I watched PM Boris Johnson's statement to the House yesterday as it happened, and I have to say, he seemed like a more-articulate version of Donald Trump. Instead of scowling, he smirked; instead of rambling incoherently, he banged the table succinctly. But otherwise, he demonstrated his unfitness for office and, as a bonus, the Conservative Party demonstrated theirs by giving him a standing-O.

Guardian columnist Polly Toynbee put it well:

If his party had some notion that the mantle of office would sober up this self-intoxicated scoundrel, they were wrong. If they thought charm and wit would be his winning political weapons, they were wrong. Not a scintilla remains of that “one nation”, “healing” and “bringing the country together” guff he talked in the leadership campaign. This is two-nation politics, deliberately driving the rift ever deeper. This is calculated contempt for parliament and the judiciary, designed to stir anger among his Brexit base outside against that imagined “elite”. That’s the definition of demagoguery, turning voters into “the mob” to force his way where he finds democratic and judicial processes barring his wishes.

ohnson’s strategy, devised with his unwise adviser Dominic Cummings, is to act so savagely that he provokes Labour into calling a vote of no confidence, as time and again he goaded Corbyn for cowardice, too frit to face the voters. Neither Labour nor the other opposition parties will be so foolish: they will call an election only when the no-deal danger has been delayed with an extension to the 31 October leaving date.

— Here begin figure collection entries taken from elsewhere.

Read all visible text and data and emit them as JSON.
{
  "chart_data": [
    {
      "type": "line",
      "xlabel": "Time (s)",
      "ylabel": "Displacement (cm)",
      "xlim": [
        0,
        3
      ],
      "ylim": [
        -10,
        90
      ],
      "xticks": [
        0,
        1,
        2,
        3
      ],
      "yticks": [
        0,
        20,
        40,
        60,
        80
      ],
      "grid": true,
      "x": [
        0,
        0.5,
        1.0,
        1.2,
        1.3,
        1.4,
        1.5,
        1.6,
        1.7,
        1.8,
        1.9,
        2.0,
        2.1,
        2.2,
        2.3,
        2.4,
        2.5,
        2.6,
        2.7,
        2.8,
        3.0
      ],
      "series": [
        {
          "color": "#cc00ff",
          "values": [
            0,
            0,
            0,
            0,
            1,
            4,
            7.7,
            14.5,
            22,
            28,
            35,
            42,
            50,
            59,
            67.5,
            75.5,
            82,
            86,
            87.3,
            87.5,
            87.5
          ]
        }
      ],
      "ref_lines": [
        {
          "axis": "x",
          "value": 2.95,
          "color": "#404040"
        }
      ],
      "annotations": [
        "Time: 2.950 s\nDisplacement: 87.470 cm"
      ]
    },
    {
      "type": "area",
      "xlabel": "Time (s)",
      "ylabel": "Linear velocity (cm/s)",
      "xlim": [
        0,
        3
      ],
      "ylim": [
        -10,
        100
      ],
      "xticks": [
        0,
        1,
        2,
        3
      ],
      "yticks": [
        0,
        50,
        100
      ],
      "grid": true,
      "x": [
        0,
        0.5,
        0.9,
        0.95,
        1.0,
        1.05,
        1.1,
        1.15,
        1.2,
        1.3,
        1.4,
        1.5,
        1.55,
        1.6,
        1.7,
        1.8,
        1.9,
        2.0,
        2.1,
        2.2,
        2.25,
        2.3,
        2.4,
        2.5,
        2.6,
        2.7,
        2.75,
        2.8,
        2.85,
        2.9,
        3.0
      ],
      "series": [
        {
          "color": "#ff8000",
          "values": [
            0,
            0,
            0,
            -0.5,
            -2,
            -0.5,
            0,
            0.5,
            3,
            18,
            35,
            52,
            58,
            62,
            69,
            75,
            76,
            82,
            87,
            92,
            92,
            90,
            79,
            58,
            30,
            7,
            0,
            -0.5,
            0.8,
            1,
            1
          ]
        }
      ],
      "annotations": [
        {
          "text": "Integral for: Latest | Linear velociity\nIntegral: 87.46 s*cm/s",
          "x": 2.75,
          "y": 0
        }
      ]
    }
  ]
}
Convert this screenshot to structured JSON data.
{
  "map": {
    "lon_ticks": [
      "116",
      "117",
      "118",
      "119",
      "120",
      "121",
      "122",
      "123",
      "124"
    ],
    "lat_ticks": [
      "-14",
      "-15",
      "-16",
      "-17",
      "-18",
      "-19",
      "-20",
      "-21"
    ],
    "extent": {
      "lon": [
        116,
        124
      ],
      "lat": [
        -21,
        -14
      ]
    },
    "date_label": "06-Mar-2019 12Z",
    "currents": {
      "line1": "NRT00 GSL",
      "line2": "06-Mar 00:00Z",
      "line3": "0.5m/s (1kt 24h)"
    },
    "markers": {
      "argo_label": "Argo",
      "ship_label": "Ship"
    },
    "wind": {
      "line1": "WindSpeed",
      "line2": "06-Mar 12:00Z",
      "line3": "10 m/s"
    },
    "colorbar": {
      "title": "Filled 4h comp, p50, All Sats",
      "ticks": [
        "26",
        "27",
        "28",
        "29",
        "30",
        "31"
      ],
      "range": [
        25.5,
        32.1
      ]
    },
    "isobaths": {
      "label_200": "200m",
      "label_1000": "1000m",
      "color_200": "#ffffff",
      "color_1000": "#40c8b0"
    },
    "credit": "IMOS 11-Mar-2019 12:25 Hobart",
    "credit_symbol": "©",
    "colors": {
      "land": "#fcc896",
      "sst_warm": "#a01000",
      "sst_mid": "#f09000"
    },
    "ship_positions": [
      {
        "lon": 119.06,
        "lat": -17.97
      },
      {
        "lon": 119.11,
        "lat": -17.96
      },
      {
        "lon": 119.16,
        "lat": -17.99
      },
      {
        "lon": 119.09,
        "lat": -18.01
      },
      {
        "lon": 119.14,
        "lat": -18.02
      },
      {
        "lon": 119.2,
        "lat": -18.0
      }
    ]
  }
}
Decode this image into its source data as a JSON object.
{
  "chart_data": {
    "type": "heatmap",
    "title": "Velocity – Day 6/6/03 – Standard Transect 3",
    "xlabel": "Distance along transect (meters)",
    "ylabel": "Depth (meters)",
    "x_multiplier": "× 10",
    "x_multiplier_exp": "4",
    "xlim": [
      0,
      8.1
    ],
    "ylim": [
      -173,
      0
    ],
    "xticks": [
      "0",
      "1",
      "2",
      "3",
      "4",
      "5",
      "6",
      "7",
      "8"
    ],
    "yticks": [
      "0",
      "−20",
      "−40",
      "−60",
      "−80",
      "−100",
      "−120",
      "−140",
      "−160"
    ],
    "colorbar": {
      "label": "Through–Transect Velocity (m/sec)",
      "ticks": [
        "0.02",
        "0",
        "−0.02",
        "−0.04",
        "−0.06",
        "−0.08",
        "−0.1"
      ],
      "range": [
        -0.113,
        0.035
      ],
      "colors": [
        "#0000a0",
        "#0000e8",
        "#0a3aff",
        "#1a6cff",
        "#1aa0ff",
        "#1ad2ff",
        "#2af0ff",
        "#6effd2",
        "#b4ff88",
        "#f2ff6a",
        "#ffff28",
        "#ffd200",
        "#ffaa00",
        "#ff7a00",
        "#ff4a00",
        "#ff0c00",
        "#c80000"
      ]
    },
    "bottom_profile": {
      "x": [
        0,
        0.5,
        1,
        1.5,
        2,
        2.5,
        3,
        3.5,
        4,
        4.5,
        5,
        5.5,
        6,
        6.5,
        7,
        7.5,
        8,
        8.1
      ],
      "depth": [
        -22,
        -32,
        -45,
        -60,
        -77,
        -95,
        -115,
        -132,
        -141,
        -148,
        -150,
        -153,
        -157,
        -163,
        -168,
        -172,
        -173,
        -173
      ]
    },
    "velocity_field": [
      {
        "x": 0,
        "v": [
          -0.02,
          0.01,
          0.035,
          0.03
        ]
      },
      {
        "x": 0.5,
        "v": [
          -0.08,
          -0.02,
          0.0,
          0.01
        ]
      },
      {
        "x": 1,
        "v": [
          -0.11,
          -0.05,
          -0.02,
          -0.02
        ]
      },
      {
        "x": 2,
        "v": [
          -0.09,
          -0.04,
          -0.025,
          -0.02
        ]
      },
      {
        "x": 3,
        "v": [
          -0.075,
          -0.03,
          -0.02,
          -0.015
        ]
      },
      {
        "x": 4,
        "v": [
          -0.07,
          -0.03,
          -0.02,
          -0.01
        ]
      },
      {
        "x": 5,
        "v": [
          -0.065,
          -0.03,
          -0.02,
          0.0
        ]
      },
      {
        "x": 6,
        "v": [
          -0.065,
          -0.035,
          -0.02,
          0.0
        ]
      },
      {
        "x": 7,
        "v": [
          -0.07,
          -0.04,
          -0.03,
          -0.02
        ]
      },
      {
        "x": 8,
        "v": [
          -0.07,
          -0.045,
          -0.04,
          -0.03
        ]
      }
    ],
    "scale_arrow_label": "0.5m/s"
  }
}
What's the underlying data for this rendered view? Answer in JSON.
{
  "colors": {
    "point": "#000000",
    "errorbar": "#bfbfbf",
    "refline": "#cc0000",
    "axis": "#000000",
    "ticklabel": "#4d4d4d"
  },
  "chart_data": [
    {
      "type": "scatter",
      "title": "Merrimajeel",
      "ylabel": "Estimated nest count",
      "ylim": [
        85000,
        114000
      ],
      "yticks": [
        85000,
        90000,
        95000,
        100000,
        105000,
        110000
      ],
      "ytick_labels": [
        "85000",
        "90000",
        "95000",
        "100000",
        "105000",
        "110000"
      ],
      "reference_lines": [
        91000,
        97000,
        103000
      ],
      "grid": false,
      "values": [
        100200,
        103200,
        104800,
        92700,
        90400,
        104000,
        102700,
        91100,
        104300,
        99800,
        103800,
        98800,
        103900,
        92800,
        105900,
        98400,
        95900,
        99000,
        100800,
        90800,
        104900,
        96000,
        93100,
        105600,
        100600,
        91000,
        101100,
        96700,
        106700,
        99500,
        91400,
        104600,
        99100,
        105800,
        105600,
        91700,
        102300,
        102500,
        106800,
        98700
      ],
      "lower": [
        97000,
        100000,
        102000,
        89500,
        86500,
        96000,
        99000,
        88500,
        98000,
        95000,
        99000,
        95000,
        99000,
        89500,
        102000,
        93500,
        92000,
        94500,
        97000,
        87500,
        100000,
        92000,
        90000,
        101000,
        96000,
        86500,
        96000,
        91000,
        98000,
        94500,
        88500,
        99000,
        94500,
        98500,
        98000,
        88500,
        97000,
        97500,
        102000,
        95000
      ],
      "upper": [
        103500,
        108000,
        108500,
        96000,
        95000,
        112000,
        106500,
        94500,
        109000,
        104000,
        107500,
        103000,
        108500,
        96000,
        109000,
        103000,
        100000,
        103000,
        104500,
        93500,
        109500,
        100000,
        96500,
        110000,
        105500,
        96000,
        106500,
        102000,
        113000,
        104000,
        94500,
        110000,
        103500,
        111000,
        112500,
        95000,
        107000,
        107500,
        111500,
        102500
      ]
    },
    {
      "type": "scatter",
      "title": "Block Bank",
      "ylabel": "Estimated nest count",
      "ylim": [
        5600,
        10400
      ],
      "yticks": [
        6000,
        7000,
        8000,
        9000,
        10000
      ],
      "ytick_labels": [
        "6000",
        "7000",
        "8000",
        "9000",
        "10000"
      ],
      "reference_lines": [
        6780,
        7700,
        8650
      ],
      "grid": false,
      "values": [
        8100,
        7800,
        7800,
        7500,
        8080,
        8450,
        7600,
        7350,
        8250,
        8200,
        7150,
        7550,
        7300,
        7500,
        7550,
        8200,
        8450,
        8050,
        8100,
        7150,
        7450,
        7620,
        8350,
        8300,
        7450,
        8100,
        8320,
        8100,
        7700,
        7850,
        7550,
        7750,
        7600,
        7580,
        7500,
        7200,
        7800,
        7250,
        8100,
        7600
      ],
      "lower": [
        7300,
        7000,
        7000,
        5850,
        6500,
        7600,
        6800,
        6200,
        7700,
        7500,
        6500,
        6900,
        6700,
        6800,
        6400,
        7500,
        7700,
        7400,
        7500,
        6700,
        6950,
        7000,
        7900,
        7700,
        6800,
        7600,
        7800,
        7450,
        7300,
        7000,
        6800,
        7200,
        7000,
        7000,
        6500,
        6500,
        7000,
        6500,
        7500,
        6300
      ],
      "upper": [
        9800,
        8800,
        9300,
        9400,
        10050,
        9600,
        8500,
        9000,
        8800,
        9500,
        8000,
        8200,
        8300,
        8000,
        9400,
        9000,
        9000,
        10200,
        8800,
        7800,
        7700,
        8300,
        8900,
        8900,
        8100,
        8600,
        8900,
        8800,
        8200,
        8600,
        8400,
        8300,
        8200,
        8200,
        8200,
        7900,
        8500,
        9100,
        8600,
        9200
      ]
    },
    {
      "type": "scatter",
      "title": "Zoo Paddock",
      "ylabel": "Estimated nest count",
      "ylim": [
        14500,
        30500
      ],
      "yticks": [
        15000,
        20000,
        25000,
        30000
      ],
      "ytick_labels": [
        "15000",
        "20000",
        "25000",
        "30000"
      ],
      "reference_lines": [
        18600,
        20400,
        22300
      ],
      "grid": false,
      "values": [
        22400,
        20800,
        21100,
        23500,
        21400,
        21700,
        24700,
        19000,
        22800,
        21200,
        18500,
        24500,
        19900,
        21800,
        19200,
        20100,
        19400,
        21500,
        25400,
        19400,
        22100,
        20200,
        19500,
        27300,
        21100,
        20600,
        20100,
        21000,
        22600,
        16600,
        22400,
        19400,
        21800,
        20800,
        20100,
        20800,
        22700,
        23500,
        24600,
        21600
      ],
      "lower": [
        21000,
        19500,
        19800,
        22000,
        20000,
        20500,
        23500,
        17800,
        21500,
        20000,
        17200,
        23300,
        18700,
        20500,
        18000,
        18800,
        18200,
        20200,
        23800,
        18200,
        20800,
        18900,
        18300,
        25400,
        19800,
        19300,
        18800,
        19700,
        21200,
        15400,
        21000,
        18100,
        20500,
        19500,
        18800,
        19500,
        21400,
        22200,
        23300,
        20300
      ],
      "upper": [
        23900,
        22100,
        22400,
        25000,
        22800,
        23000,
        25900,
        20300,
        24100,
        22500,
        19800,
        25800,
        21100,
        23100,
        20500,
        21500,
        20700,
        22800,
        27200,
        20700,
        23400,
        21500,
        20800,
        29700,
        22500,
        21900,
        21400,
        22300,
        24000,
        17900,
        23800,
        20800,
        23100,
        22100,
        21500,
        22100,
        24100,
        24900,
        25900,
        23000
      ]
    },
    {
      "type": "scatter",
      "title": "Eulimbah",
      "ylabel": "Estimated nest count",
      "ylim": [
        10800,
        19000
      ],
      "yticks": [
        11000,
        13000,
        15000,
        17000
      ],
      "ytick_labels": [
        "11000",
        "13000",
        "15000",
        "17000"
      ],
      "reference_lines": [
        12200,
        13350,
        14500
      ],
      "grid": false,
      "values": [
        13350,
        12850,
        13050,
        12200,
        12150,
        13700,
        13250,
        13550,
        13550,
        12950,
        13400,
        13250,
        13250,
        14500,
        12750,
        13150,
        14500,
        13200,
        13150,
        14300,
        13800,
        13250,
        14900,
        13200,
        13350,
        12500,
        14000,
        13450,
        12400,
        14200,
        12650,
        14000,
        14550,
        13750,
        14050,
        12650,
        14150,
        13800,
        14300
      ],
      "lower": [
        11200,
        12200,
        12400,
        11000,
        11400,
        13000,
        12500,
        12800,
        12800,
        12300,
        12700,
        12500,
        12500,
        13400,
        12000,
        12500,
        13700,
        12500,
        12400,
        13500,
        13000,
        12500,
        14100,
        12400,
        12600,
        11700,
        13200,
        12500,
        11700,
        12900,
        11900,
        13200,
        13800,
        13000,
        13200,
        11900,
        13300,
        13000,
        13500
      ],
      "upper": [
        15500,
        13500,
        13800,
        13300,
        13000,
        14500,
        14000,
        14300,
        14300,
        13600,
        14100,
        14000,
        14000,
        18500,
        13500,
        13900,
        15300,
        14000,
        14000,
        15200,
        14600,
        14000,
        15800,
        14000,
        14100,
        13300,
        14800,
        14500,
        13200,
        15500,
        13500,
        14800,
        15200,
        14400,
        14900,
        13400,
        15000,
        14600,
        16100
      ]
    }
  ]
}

To date, the PM’s every tactic has been a disaster: losing every vote, his proroguing of parliament failed, blundering into the supreme court’s damning verdict. The net effect last night was yet again to bolster Jeremy Corbyn’s standing, his calm dignity of language casting Johnson as the wild-man extremist. The prime minister bawling insults at him as “a communist” fails when in front of everyone’s eyes is a grownup refusing to be riled by this spoilt adolescent.

Those who have left look back on their old party with horror: Amber Rudd warned yesterday of Johnson’s “dishonest and dangerous” language, but they have all quit. New candidates to replace the 21 departed will be of the Johnson stamp, chosen by the same aged firebrands who foisted this unspeakable prime minister on the country. It was never more imperative that this party should be resoundingly defeated at the next election – and that will take tactical collaboration by a progressive alliance of opposition parties. Johnson last night will have helped forge that determination.

Meanwhile, this government shambles towards a devastating no-deal Brexit. But make no mistake: Johnson, as PM, can lose every single vote and still crash the UK out of the EU on October 31st.